En el mejor de los casos, los niños y futuros adultos se compensan desarrollando talentos o fortalezas para alejar el fantasma de vacío emocional que arrastran desde la infancia. Este es, en realidad, el germen del futuro individualismo. Por eso su avidez y su codicia no tienen límites: nunca pueden llenar el vacío original. Su memoria inconsciente no se llena con las compensaciones materiales.

Para revertir esta situación, se podrían desarrollar campañas destinadas a que la madre tenga mayor disponibilidad de tiempo para acompañar a su hijo, que tome conciencia de que, más allá de acompañarlo, es necesario que se contacte con él de las distintas formas en que es posible hacerlo: con la mirada, los gestos, el contacto físico, las caricias, los juegos en general.
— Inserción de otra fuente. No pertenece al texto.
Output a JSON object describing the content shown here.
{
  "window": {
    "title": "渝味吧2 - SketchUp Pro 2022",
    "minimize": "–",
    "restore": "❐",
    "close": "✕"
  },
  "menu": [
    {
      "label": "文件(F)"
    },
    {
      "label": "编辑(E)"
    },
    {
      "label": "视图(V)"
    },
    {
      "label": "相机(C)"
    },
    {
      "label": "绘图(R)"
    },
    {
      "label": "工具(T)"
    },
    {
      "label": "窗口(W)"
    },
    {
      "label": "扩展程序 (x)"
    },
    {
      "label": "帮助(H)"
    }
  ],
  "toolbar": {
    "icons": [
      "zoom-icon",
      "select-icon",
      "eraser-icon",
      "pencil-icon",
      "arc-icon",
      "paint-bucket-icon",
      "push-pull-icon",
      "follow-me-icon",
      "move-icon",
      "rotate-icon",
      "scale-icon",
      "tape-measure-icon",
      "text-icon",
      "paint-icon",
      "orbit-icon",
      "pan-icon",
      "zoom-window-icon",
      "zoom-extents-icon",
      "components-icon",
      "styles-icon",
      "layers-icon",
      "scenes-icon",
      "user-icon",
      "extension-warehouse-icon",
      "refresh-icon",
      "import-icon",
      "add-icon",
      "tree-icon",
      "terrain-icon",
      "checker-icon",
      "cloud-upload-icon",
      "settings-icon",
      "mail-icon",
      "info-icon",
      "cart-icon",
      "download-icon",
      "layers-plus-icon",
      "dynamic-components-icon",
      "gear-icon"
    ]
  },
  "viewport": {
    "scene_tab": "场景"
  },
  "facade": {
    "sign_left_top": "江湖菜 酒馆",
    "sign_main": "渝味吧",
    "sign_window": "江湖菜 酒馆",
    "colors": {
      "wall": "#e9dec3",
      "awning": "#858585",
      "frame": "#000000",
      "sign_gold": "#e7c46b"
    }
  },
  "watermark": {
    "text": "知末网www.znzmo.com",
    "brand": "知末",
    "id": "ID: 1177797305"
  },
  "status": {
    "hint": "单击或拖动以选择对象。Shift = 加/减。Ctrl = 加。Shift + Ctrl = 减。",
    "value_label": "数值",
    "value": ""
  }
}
Es eso lo que su hijo necesita para activar su cerebro emocional (y social). Por ejemplo, las mujeres de nuestra sierra miran poco a sus hijos, juegan poco con ellos, prefieren adormilarlos, cargándolos a su espalda. En otros sectores, los bebés son encargados a terceros (a las “nanas”), y muchas veces van pasando de mano en mano sin poder establecer vínculos duraderos y saludables. Los resultados los vemos más tarde a escala social.

La garantía de una resonancia social saludable depende, más de lo que imaginamos, del diseño neurofisiológico resultante del buen vínculo entre la madre y el bebé. Un tema imprescindible, entonces, es el de la prevención, fundamentalmente la promoción de la relación saludable entre la madre y su hijo desde el inicio de la vida, del apego seguro. Se sabe que los tres primeros años son cruciales para el desarrollo futuro del ser humano.